Contemporary Art Society

The CAS bought the first work by Pablo Picasso to enter a UK public collection (Tate) in 1933.

The Contemporary Art Society (CAS) is an independent charity that champions the collecting of outstanding contemporary art and craft for UK museum collections. Since its founding in 1910 the organisation has donated over 10,000 works to museums across the UK. From the 1930s the Society also donated works to Commonwealth museums,[1] but since 1989 the focus has remained exclusively on UK institutions.

Each year, the CAS donates works of modern and contemporary art to more than 70 museums and public galleries in the UK, which subscribe as Museum Members.

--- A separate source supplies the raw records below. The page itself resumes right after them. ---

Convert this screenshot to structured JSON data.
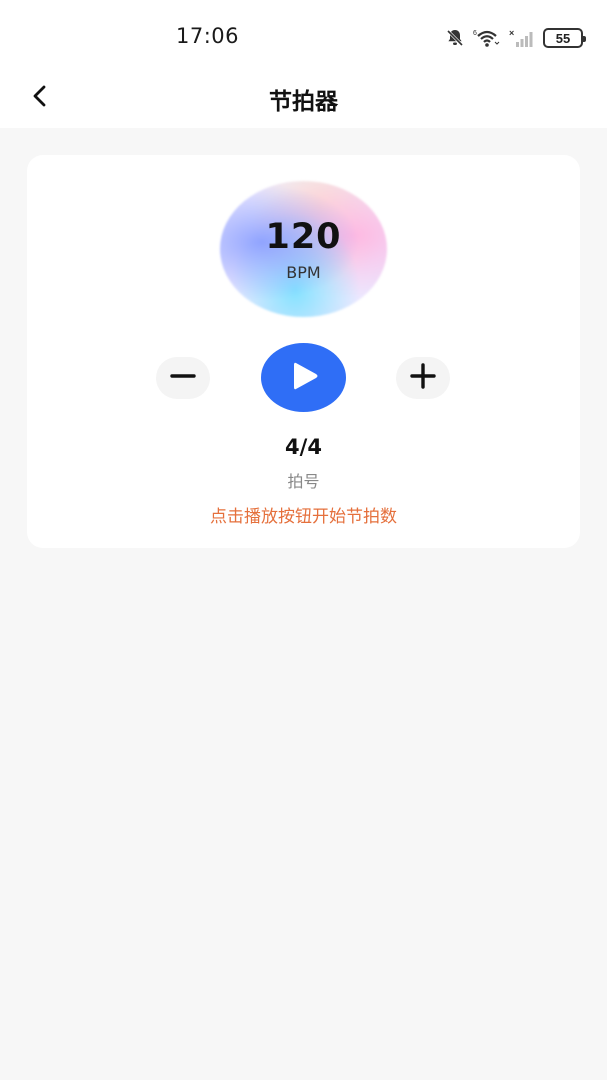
{
  "status_bar": {
    "time": "17:06",
    "icons": [
      "bell-muted-icon",
      "wifi-icon",
      "signal-icon"
    ],
    "battery": "55"
  },
  "nav": {
    "back_icon": "chevron-left-icon",
    "title": "节拍器"
  },
  "metronome": {
    "bpm": "120",
    "bpm_unit": "BPM",
    "time_signature": "4/4",
    "time_signature_label": "拍号",
    "hint": "点击播放按钮开始节拍数",
    "decrease_icon": "minus-icon",
    "play_icon": "play-icon",
    "increase_icon": "plus-icon"
  },
  "colors": {
    "accent": "#2f6ef6",
    "hint": "#e5703c",
    "background": "#f7f7f7",
    "card": "#ffffff"
  }
}
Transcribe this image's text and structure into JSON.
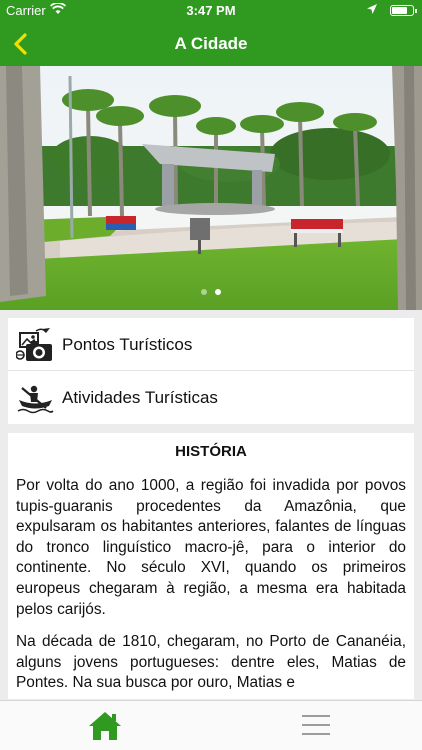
{
  "status_bar": {
    "carrier": "Carrier",
    "time": "3:47 PM",
    "battery_level": 0.8
  },
  "nav": {
    "title": "A Cidade",
    "back_icon": "chevron-left-icon"
  },
  "carousel": {
    "slide_count": 2,
    "active_index": 1
  },
  "menu": {
    "items": [
      {
        "label": "Pontos Turísticos",
        "icon": "tourist-spots-icon"
      },
      {
        "label": "Atividades Turísticas",
        "icon": "canoe-icon"
      }
    ]
  },
  "history": {
    "title": "HISTÓRIA",
    "paragraphs": [
      "Por volta do ano 1000, a região foi invadida por povos tupis-guaranis procedentes da Amazônia, que expulsaram os habitantes anteriores, falantes de línguas do tronco linguístico macro-jê, para o interior do continente. No século XVI, quando os primeiros europeus chegaram à região, a mesma era habitada pelos carijós.",
      "Na década de 1810, chegaram, no Porto de Cananéia, alguns jovens portugueses: dentre eles, Matias de Pontes. Na sua busca por ouro, Matias e"
    ]
  },
  "tabbar": {
    "home_icon": "home-icon",
    "menu_icon": "hamburger-menu-icon"
  },
  "colors": {
    "brand": "#2f9a1f",
    "background": "#ececec"
  }
}
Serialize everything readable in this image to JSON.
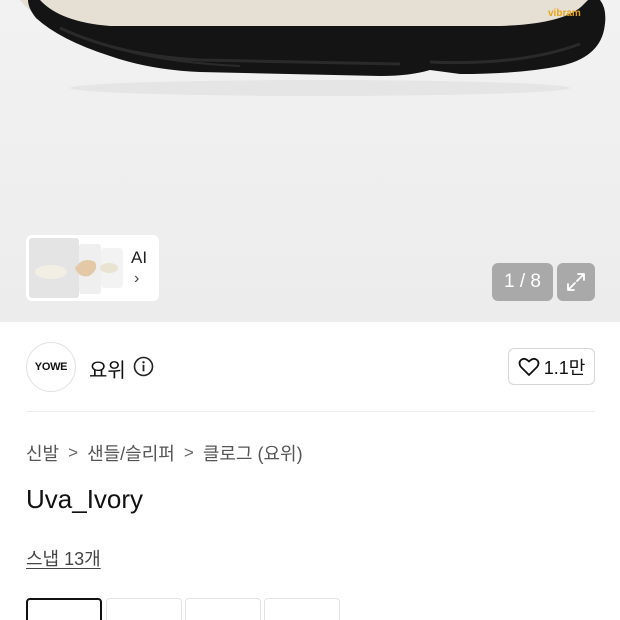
{
  "gallery": {
    "pager_text": "1 / 8",
    "ai_label": "AI",
    "ai_chevron": "›",
    "shoe_badge": "vibram",
    "accent_color": "#e8a317"
  },
  "brand": {
    "logo_text": "YOWE",
    "name": "요위"
  },
  "like": {
    "count": "1.1만"
  },
  "breadcrumb": {
    "items": [
      "신발",
      "샌들/슬리퍼",
      "클로그 (요위)"
    ],
    "separator": ">"
  },
  "product": {
    "title": "Uva_Ivory",
    "snap_link": "스냅 13개"
  },
  "options": {
    "selected_index": 0,
    "count": 4
  }
}
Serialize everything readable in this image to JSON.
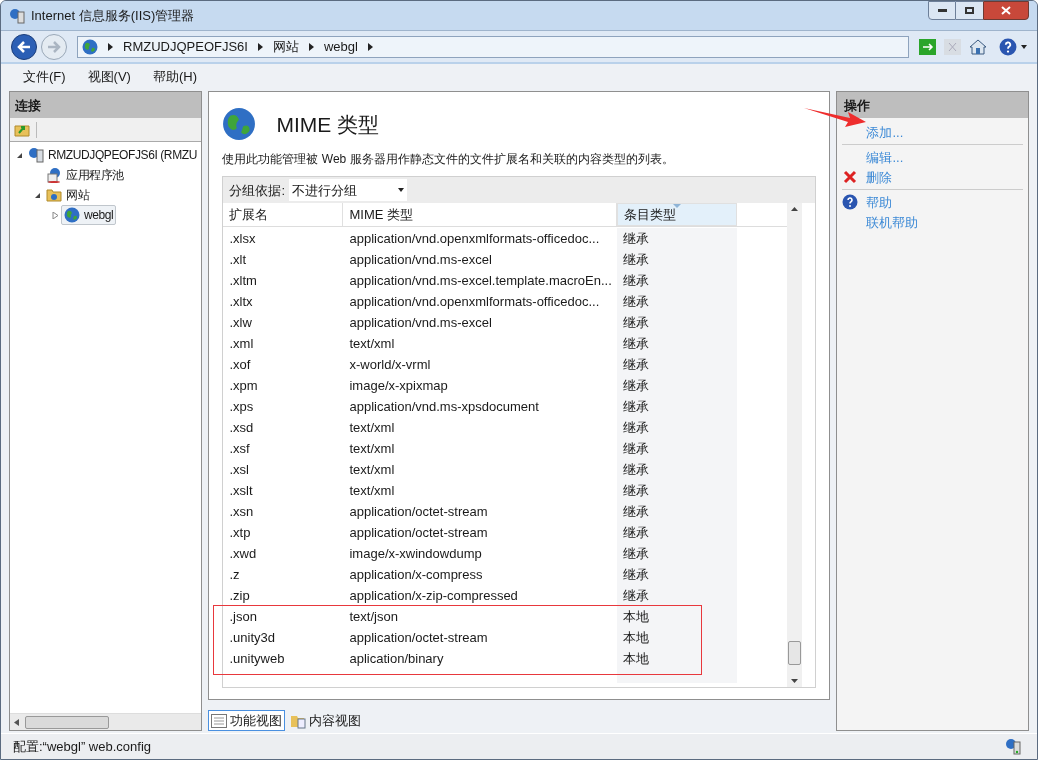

Notable acquisitions have included the first works by Paul Gauguin (1917), Dame Barbara Hepworth (1931), Pablo Picasso (1933), Henri Matisse (1935), Francis Bacon (1952), Sir Anthony Caro (1965), Sir Antony Gormley (1981) and Damien Hirst (1992) to enter UK public collections. More recent acquisitions have included works by 2016 Turner Prize winner Helen Marten in 2012, Phyllida Barlow in the same year and in 2016 the first works by Glenn Brown and Kader Attia to enter a UK museum collection.

  1. ^ Bowness, Alan (1991). British Contemporary Art 1910-1990 Eighty Years of collecting by The Contemporary Art Society. The Herbert Press, London in association with The Contemporary Art Society. p. 10. ISBN 978-0951755006.